La communauté internationale semble d’ores et déjà avoir fait ce pari, en favorisant le transfert du pouvoir financier à Alassane Ouattara, reconnu comme président élu de Côte d’Ivoire. « Il faut maintenir la pression, voire l’augmenter, notamment par le fait que la seule signature bancaire valable pour l’État ivoirien, c’est désormais celle de M. Ouattara », a souligné la ministre française des affaires étrangères, Michèle Alliot-Marie.
Autre transfuge : Charles Koffi Diby

Rompu aux mécanismes de la finance en tant qu’ancien directeur adjoint du Fonds monétaire international (FMI), Alassane Ouattara a déjà fait une « prise de guerre » de taille en nommant « grand argentier » Charles Koffi Diby. En poste sous Gbagbo et réputé comme étant l’un de ses proches, le nouveau ministre de l’économie et des finances est un transfuge, à l’instar du premier ministre, Guillaume Soro.

Avec lui, le camp d’Alassane Ouattara entend remettre la main sur les comptes publics et grignoter les pouvoirs financiers de son rival, notamment les transferts assurés par la BCEAO au nom de l’État ivoirien.

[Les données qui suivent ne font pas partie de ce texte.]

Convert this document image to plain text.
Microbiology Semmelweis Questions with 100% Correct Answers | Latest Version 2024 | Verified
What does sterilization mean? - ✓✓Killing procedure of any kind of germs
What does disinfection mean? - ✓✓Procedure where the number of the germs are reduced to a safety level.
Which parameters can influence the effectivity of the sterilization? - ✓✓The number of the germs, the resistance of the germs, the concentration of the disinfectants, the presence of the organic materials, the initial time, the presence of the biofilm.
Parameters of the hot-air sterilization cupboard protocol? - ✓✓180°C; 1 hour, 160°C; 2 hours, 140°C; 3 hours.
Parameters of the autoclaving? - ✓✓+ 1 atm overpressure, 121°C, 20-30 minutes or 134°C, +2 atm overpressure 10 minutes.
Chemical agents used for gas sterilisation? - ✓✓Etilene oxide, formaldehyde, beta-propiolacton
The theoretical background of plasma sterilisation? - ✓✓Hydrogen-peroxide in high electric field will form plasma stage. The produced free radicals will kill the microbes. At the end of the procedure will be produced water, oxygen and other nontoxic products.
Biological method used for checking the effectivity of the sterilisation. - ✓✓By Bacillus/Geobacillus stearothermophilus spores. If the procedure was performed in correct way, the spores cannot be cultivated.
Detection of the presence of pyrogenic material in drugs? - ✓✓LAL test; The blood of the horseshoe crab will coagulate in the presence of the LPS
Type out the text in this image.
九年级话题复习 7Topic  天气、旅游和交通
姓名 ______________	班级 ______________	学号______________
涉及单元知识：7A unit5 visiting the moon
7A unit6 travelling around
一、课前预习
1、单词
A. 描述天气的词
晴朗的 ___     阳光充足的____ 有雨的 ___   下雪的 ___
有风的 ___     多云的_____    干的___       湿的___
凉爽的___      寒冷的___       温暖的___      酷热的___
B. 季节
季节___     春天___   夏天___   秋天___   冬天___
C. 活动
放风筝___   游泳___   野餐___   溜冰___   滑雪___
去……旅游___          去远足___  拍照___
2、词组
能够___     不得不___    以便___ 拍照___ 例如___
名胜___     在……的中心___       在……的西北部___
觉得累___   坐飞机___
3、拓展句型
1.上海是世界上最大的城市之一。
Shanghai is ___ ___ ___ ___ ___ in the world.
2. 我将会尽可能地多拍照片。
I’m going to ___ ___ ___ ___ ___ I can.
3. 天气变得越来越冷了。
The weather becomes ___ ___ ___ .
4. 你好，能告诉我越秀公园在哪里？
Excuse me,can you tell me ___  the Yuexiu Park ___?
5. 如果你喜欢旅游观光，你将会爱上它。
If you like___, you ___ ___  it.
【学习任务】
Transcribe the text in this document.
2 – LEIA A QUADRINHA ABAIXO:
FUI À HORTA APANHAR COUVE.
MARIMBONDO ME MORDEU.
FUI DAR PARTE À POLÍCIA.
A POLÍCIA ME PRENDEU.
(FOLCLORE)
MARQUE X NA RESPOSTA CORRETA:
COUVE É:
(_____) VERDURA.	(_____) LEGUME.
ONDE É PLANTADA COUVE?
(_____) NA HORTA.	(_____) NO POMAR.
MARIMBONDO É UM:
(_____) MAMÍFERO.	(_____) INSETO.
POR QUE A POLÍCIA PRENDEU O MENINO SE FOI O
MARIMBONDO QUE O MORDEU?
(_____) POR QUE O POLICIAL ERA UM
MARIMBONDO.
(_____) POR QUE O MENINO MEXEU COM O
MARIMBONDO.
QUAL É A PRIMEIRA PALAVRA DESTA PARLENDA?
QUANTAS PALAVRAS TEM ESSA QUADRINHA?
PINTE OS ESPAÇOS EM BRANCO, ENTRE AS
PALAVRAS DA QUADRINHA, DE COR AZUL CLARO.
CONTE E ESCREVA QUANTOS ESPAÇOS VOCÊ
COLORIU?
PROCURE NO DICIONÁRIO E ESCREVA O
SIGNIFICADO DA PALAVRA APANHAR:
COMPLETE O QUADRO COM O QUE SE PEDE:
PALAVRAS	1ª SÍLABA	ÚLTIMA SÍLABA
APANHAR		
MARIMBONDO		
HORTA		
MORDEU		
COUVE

« Laurent Gbagbo fait face à des mesures qui l’étranglent progressivement. Alassane Ouattara a commencé à nommer des ambassadeurs, l’Union européenne a pris des sanctions individuelles, et des comptes de l’État ont été fermés avec la seule signature désormais reconnue, celle d’Alassane Ouattara », commente un diplomate français.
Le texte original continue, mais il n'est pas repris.